SINGAPORE (THE BUSINESS TIMES) - The Ascott has secured over 8,300 units across more than 30 properties in the first seven months of 2021, marking a 40 per cent growth compared with the same period a year ago, the company announced in a regulatory filing on Wednesday (July 21).
With the latest figures in unit growth, the wholly owned lodging business unit of CapitaLand has achieved its fourth consecutive year of record unit growth despite the Covid-19 pandemic, and delivered about 20 per cent compound annual growth rate since 2017.
Fee income for the company is expected to increase as the planned units turn operational. Some $20 million to $25 million in fees is expected to be earned for every 10,000 stabilised serviced residence units.
The company's continued unit growth also puts it on track to achieve its target of 160,000 units by 2023 from the more than 128,000 units that it has globally to date.
Unit growth up to this month was boosted by record signings in Vietnam, with a total of 2,800 new units signed, exceeding its full-year signings in the country in previous years.
Among the new units signed, 1,900 units belong to the largest serviced residence development in the country.

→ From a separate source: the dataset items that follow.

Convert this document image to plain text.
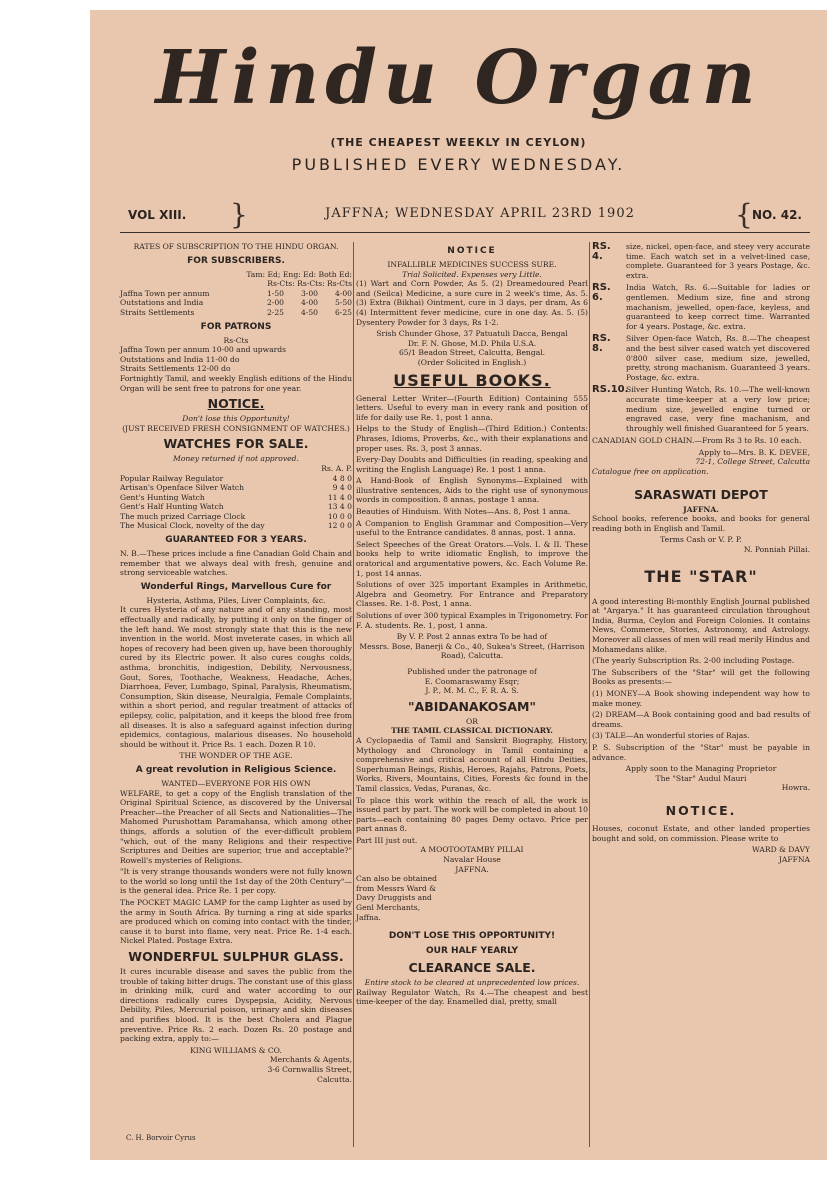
Hindu Organ
(THE CHEAPEST WEEKLY IN CEYLON)
PUBLISHED EVERY WEDNESDAY.
VOL XIII. }	JAFFNA; WEDNESDAY APRIL 23RD 1902	{ NO. 42.
RATES OF SUBSCRIPTION TO THE HINDU ORGAN.
FOR SUBSCRIBERS.
Tam: Ed; Eng: Ed: Both Ed:
Rs-Cts: Rs-Cts: Rs-Cts
Jaffna Town per annum	1-50	3-00	4-00
Outstations and India	2-00	4-00	5-50
Straits Settlements	2-25	4-50	6-25
FOR PATRONS
Rs-Cts
Jaffna Town per annum 10-00 and upwards
Outstations and India 11-00 do
Straits Settlements 12-00 do

Fortnightly Tamil, and weekly English editions of the Hindu Organ will be sent free to patrons for one year.

NOTICE.
Don't lose this Opportunity!
(JUST RECEIVED FRESH CONSIGNMENT OF WATCHES.)
WATCHES FOR SALE.
Money returned if not approved.
Rs. A. P.
Popular Railway Regulator	4 8 0
Artisan's Openface Silver Watch	9 4 0
Gent's Hunting Watch	11 4 0
Gent's Half Hunting Watch	13 4 0
The much prized Carriage Clock	10 0 0
The Musical Clock, novelty of the day	12 0 0
GUARANTEED FOR 3 YEARS.

N. B.—These prices include a fine Canadian Gold Chain and remember that we always deal with fresh, genuine and strong serviceable watches.

Wonderful Rings, Marvellous Cure for
Hysteria, Asthma, Piles, Liver Complaints, &c.

It cures Hysteria of any nature and of any standing, most effectually and radically, by putting it only on the finger of the left hand. We most strongly state that this is the new invention in the world. Most inveterate cases, in which all hopes of recovery had been given up, have been thoroughly cured by its Electric power. It also cures coughs colds, asthma, bronchitis, indigestion, Debility, Nervousness, Gout, Sores, Toothache, Weakness, Headache, Aches, Diarrhoea, Fever, Lumbago, Spinal, Paralysis, Rheumatism, Consumption, Skin disease, Neuralgia, Female Complaints, within a short period, and regular treatment of attacks of epilepsy, colic, palpitation, and it keeps the blood free from all diseases. It is also a safeguard against infection during epidemics, contagious, malarious diseases. No household should be without it. Price Rs. 1 each. Dozen R 10.

THE WONDER OF THE AGE.
A great revolution in Religious Science.
WANTED—EVERYONE FOR HIS OWN

WELFARE, to get a copy of the English translation of the Original Spiritual Science, as discovered by the Universal Preacher—the Preacher of all Sects and Nationalities—The Mahomed Purushottam Paramahansa, which among other things, affords a solution of the ever-difficult problem "which, out of the many Religions and their respective Scriptures and Deities are superior, true and acceptable?" Rowell's mysteries of Religions.

"It is very strange thousands wonders were not fully known to the world so long until the 1st day of the 20th Century"—is the general idea. Price Re. 1 per copy.

The POCKET MAGIC LAMP for the camp Lighter as used by the army in South Africa. By turning a ring at side sparks are produced which on coming into contact with the tinder, cause it to burst into flame, very neat. Price Re. 1-4 each. Nickel Plated. Postage Extra.

WONDERFUL SULPHUR GLASS.

It cures incurable disease and saves the public from the trouble of taking bitter drugs. The constant use of this glass in drinking milk, curd and water according to our directions radically cures Dyspepsia, Acidity, Nervous Debility, Piles, Mercurial poison, urinary and skin diseases and purifies blood. It is the best Cholera and Plague preventive. Price Rs. 2 each. Dozen Rs. 20 postage and packing extra, apply to:—

KING WILLIAMS & CO.
Merchants & Agents,
3-6 Cornwallis Street,
Calcutta.
NOTICE
INFALLIBLE MEDICINES SUCCESS SURE.
Trial Solicited. Expenses very Little.

(1) Wart and Corn Powder, As 5. (2) Dreamedoured Pearl and (Seilca) Medicine, a sure cure in 2 week's time, As. 5. (3) Extra (Bikhai) Ointment, cure in 3 days, per dram, As 6 (4) Intermittent fever medicine, cure in one day. As. 5. (5) Dysentery Powder for 3 days, Rs 1-2.

Srish Chunder Ghose, 37 Patuatuli Dacca, Bengal
Dr. F. N. Ghose, M.D. Phila U.S.A.
65/1 Beadon Street, Calcutta, Bengal.
(Order Solicited in English.)
USEFUL BOOKS.

General Letter Writer—(Fourth Edition) Containing 555 letters. Useful to every man in every rank and position of life for daily use Re. 1, post 1 anna.

Helps to the Study of English—(Third Edition.) Contents: Phrases, Idioms, Proverbs, &c., with their explanations and proper uses. Rs. 3, post 3 annas.

Every-Day Doubts and Difficulties (in reading, speaking and writing the English Language) Re. 1 post 1 anna.

A Hand-Book of English Synonyms—Explained with illustrative sentences, Aids to the right use of synonymous words in composition. 8 annas, postage 1 anna.

Beauties of Hinduism. With Notes—Ans. 8, Post 1 anna.

A Companion to English Grammar and Composition—Very useful to the Entrance candidates. 8 annas, post. 1 anna.

Select Speeches of the Great Orators.—Vols. I. & II. These books help to write idiomatic English, to improve the oratorical and argumentative powers, &c. Each Volume Re. 1, post 14 annas.

Solutions of over 325 important Examples in Arithmetic, Algebra and Geometry. For Entrance and Preparatory Classes. Re. 1-8. Post, 1 anna.

Solutions of over 300 typical Examples in Trigonometry. For F. A. students. Re. 1, post, 1 anna.

By V. P. Post 2 annas extra To be had of
Messrs. Bose, Banerji & Co., 40, Sukea's Street, (Harrison Road), Calcutta.
Published under the patronage of
E. Coomaraswamy Esqr;
J. P., M. M. C., F. R. A. S.
"ABIDANAKOSAM"
OR
THE TAMIL CLASSICAL DICTIONARY.

A Cyclopaedia of Tamil and Sanskrit Biography, History, Mythology and Chronology in Tamil containing a comprehensive and critical account of all Hindu Deities, Superhuman Beings, Rishis, Heroes, Rajahs, Patrons, Poets, Works, Rivers, Mountains, Cities, Forests &c found in the Tamil classics, Vedas, Puranas, &c.

To place this work within the reach of all, the work is issued part by part. The work will be completed in about 10 parts—each containing 80 pages Demy octavo. Price per part annas 8.

Part III just out.
A MOOTOOTAMBY PILLAI
Navalar House
JAFFNA.
Can also be obtained
from Messrs Ward &
Davy Druggists and
Genl Merchants,
Jaffna.
DON'T LOSE THIS OPPORTUNITY!
OUR HALF YEARLY
CLEARANCE SALE.
Entire stock to be cleared at unprecedented low prices.

Railway Regulator Watch, Rs 4.—The cheapest and best time-keeper of the day. Enamelled dial, pretty, small

RS. 4.
size, nickel, open-face, and steey very accurate time. Each watch set in a velvet-lined case, complete. Guaranteed for 3 years Postage, &c. extra.
RS. 6.
India Watch, Rs. 6.—Suitable for ladies or gentlemen. Medium size, fine and strong machanism, jewelled, open-face, keyless, and guaranteed to keep correct time. Warranted for 4 years. Postage, &c. extra.
RS. 8.
Silver Open-face Watch, Rs. 8.—The cheapest and the best silver cased watch yet discovered 0'800 silver case, medium size, jewelled, pretty, strong machanism. Guaranteed 3 years. Postage, &c. extra.
RS.10.
Silver Hunting Watch, Rs. 10.—The well-known accurate time-keeper at a very low price; medium size, jewelled engine turned or engraved case, very fine machanism, and throughly well finished Guaranteed for 5 years.

CANADIAN GOLD CHAIN.—From Rs 3 to Rs. 10 each.

Apply to—Mrs. B. K. DEVEE,
72-1, College Street, Calcutta
Catalogue free on application.
SARASWATI DEPOT
JAFFNA.

School books, reference books, and books for general reading both in English and Tamil.

Terms Cash or V. P. P.
N. Ponniah Pillai.
THE "STAR"

A good interesting Bi-monthly English Journal published at "Argarya." It has guaranteed circulation throughout India, Burma, Ceylon and Foreign Colonies. It contains News, Commerce, Stories, Astronomy, and Astrology. Moreover all classes of men will read merily Hindus and Mohamedans alike.

(The yearly Subscription Rs. 2-00 including Postage.

The Subscribers of the "Star" will get the following Books as presents:—

(1) MONEY—A Book showing independent way how to make money.

(2) DREAM—A Book containing good and bad results of dreams.

(3) TALE—An wonderful stories of Rajas.

P. S. Subscription of the "Star" must be payable in advance.

Apply soon to the Managing Proprietor
The "Star" Audul Mauri
Howra.
NOTICE.

Houses, coconut Estate, and other landed properties bought and sold, on commission. Please write to

WARD & DAVY
JAFFNA
C. H. Borvoir Cyrus
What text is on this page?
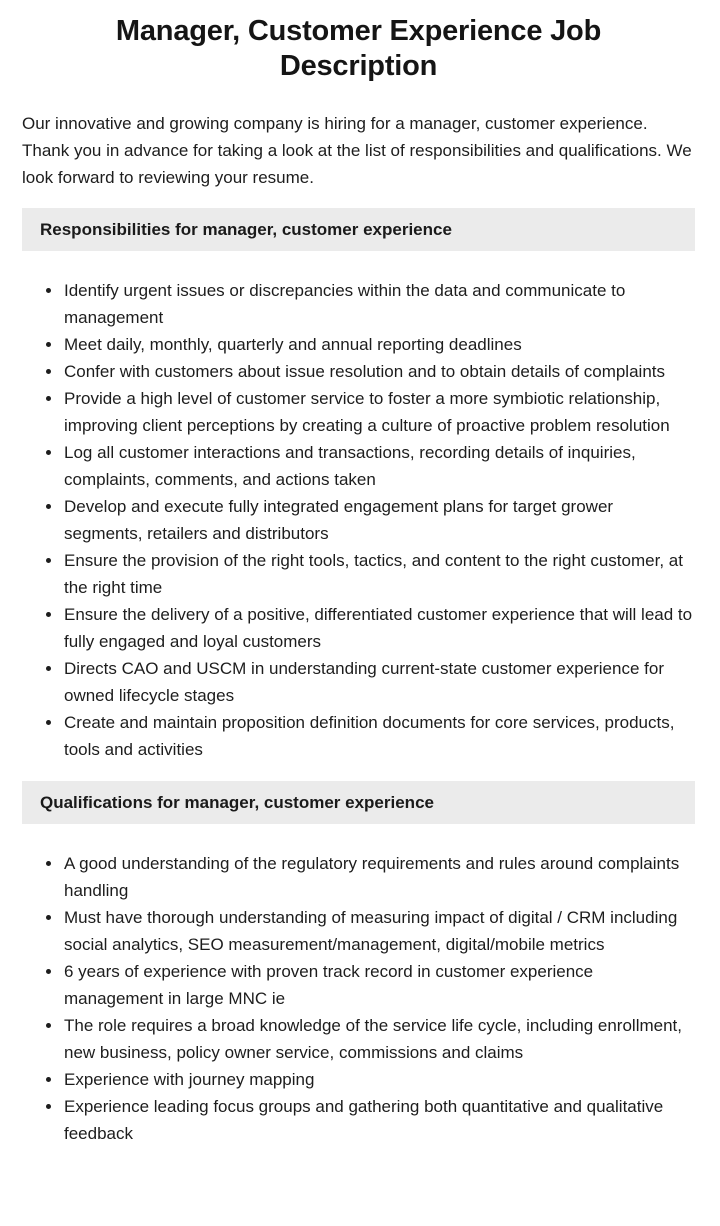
Manager, Customer Experience Job Description

Our innovative and growing company is hiring for a manager, customer experience. Thank you in advance for taking a look at the list of responsibilities and qualifications. We look forward to reviewing your resume.

Responsibilities for manager, customer experience
• Identify urgent issues or discrepancies within the data and communicate to management
• Meet daily, monthly, quarterly and annual reporting deadlines
• Confer with customers about issue resolution and to obtain details of complaints
• Provide a high level of customer service to foster a more symbiotic relationship, improving client perceptions by creating a culture of proactive problem resolution
• Log all customer interactions and transactions, recording details of inquiries, complaints, comments, and actions taken
• Develop and execute fully integrated engagement plans for target grower segments, retailers and distributors
• Ensure the provision of the right tools, tactics, and content to the right customer, at the right time
• Ensure the delivery of a positive, differentiated customer experience that will lead to fully engaged and loyal customers
• Directs CAO and USCM in understanding current-state customer experience for owned lifecycle stages
• Create and maintain proposition definition documents for core services, products, tools and activities
Qualifications for manager, customer experience
• A good understanding of the regulatory requirements and rules around complaints handling
• Must have thorough understanding of measuring impact of digital / CRM including social analytics, SEO measurement/management, digital/mobile metrics
• 6 years of experience with proven track record in customer experience management in large MNC ie
• The role requires a broad knowledge of the service life cycle, including enrollment, new business, policy owner service, commissions and claims
• Experience with journey mapping
• Experience leading focus groups and gathering both quantitative and qualitative feedback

It is expected to open in phases from next year.
Additionally, Ascott signed more than 2,900 units across 12 properties in China across cities such as Hefei, Ningbo, Shanghai, Shenyang, Shenzhen, Wuhan and Xian.
Ascott will also continue expanding its global portfolio with its first signing in Senegal, together with new developments in Australia, Cambodia, France, Indonesia, Malaysia and Morocco that are slated to open between next year and 2027.
CapitaLand's chief executive for lodging Kevin Goh said that the lodging management business remains an important component of CapitaLand's investment management strategy.
"The newly secured properties will increase Ascott's recurring fee income as they open and stabilise, adding on to the over $195 million in fee income contributed by our operational units in 2020," he said.
Mr Goh also said that the company has increased its fee-related earnings and expanded its funds under management to $8 billion to date through a private fund and its sponsored Ascott Residence Trust.
Furthermore, Ascott saw strong recovery in demand for its serviced residences in China. Revenue per available unit of operating properties rose over the same period in 2019 by 1 per cent and last year by 35 per cent, with total revenue increasing by 6 per cent and 38 per cent respectively.
Over the country's five-day "Mini Golden Week" public holiday, Ascott also achieved 100 per cent occupancy across over 20 properties in more than 15 cities.
With the 12 newly secured properties set to open between next year and 2026, Ascott's portfolio in China will grow to more than 34,600 units in over 170 properties spread across 40 cities, the company said.
Shares of CapitaLand gained 3.1 per cent, or 12 cents, to close at $4 on Wednesday.